The MCP Server page lists clients with first-party install paths:

  • Cursor (one-click cursor:// deeplink)
  • Claude Desktop (one-click install badge)
  • Claude.ai (remote MCP integration)
  • VS Code (one-click install)
  • Windsurf, Factory, Goose, Continue, Cline, Open WebUI (mcp.json config)
  • ChatGPT (Apps SDK, separate install path)

For anything else, the manual JSON config is on the same page: the MCP endpoint URL (https://contextrepo.com/mcp), an API key, and you are in. The server identifies itself as mcp-typescript server on vercel v0.1.0 on the initialize handshake, so any conformant client can discover the 28 tools without configuration.

Where this clicks

The pattern across all three workflows is the same: the AI client is wherever you are most productive, and the context repository is the spine. The engineer in Cursor, the researcher in Claude, and the operator in ChatGPT are all reading from the same prompt store, the same document library, and the same collection scope. When you edit a shared prompt template, the next read in any client picks up the new version.

Some other places this pattern fits:

  • A consultant rotating between three client engagements keeps each client's reference material in its own collection, scopes the API key per laptop, and never accidentally surfaces client-A research while working on client-B.
  • A founder bouncing between strategy work in Claude and code work in Cursor keeps the same product spec accessible from both, queried by intent.
  • A team of one who is also a team of many (the same human acting as engineer, researcher, and operator over the course of a day) keeps every prompt and document in one repo and stops re-uploading anything.

We are pre-launch as of writing, so this is the product we built. The proof is in your own workflow, not in our marketing. The free 3-day Pro trial is the right way to find out whether the friction-reduction is real for you specifically.

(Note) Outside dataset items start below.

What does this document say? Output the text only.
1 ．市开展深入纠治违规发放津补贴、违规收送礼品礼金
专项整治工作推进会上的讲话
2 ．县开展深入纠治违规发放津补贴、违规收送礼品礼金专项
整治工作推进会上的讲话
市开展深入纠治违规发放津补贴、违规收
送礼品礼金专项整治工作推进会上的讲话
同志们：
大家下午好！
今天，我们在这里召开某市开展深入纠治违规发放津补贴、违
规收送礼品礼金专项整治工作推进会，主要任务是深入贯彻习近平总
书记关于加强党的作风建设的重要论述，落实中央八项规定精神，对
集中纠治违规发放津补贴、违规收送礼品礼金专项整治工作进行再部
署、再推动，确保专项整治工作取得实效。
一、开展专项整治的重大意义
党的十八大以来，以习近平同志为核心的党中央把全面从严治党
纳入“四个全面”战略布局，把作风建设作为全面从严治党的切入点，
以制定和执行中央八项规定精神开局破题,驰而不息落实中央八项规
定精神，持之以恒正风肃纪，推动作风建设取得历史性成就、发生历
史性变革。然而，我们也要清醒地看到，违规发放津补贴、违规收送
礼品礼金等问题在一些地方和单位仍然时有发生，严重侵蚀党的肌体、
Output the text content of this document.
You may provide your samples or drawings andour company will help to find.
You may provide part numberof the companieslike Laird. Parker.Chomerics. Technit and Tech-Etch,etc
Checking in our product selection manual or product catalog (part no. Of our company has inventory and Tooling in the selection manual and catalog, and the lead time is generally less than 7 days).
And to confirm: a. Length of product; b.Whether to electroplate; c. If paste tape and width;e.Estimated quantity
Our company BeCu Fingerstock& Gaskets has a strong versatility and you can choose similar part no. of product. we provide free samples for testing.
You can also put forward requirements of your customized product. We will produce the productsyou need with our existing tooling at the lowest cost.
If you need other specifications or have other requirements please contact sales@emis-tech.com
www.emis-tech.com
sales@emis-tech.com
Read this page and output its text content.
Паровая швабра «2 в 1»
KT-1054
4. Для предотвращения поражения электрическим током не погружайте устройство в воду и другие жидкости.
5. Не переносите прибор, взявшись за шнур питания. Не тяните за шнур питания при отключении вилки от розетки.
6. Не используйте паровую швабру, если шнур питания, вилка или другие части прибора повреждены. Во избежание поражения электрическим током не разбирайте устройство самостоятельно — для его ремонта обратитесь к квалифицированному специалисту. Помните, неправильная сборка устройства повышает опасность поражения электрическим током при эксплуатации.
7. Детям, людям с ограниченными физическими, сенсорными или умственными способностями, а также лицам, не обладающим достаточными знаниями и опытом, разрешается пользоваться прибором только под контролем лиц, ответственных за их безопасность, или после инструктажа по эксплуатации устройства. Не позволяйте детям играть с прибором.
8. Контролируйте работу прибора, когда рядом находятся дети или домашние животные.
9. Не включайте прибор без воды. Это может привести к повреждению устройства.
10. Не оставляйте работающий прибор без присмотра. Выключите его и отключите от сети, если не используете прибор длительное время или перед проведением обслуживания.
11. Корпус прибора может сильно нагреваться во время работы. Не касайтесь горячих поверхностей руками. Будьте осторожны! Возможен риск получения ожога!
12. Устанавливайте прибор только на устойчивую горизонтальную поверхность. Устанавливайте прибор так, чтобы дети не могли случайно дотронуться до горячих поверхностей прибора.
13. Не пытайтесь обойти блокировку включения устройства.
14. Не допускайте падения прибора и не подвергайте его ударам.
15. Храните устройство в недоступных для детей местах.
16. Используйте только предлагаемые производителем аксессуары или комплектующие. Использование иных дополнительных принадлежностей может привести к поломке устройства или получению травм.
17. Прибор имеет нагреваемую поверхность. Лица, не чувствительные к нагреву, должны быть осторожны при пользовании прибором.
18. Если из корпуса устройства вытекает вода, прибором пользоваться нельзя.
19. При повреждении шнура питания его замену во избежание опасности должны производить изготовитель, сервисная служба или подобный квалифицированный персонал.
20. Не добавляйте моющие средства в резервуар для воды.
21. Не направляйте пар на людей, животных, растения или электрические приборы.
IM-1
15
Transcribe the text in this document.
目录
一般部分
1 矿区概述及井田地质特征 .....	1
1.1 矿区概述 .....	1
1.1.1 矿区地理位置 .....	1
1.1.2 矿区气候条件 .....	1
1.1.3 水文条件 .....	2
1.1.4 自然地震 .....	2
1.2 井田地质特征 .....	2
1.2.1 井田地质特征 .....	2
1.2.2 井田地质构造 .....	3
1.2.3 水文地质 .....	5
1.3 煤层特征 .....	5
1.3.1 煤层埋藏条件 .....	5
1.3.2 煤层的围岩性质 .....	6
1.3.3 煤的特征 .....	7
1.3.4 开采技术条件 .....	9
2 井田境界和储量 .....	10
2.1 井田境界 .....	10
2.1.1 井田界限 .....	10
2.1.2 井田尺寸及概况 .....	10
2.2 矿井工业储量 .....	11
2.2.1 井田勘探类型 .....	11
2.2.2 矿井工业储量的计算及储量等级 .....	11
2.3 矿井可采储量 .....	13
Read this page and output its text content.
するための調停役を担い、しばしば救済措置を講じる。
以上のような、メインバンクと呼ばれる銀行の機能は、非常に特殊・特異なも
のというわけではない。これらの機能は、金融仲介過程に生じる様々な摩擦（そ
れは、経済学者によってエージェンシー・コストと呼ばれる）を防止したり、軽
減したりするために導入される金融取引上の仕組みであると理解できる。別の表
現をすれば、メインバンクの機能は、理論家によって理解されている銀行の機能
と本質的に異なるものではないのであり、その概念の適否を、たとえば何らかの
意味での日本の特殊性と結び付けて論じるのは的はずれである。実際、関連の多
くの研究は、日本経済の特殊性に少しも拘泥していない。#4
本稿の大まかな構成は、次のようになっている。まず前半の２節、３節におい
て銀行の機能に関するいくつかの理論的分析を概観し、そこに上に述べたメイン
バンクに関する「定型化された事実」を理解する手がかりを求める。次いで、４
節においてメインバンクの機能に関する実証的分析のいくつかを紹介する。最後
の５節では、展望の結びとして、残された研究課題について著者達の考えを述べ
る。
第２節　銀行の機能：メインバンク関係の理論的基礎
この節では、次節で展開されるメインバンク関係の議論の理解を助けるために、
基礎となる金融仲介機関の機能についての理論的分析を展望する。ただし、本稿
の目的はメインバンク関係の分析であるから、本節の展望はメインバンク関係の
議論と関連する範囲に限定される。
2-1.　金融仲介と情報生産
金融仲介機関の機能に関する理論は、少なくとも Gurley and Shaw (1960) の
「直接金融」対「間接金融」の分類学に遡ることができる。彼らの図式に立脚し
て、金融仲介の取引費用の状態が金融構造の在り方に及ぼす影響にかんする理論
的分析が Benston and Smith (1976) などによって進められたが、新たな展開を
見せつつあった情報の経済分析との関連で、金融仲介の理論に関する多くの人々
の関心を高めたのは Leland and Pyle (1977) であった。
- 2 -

Connect your AI client to Context Repo

If you want to try this in a single afternoon, the path is exactly five steps:

  1. Sign in and start the Pro trial. Open contextrepo.com and start the 3-day free Pro trial. The trial unlocks the full feature set.
  2. Save one prompt and upload one document. From the dashboard, save a system prompt you already use, then upload a reference document. Context Repo handles 75+ file formats through LlamaIndex Cloud and stores everything with version history.
  3. Install the MCP server in your AI client. Visit contextrepo.com/mcp-server and click the one-click badge for Cursor or Claude Desktop, or paste https://contextrepo.com/mcp into the Claude.ai integrations panel. For ChatGPT, install the Context Repo App from the ChatGPT App Store.
  4. Authenticate once. Sign in with OAuth or paste an API key from the dashboard. Both routes resolve to the same identity and the same content.
  5. Run one query from the client. Ask the AI to find your saved prompt or search your document library. The client lists the 28 available MCP tools, calls find_items behind the scenes, and returns matching items. Confirmation that the connection works.

That is the loop. Everything else (collections, scoped API keys, the Chrome extension, the ChatGPT App, the 28 MCP tools, the 29 REST endpoints) is depth you add when you need it.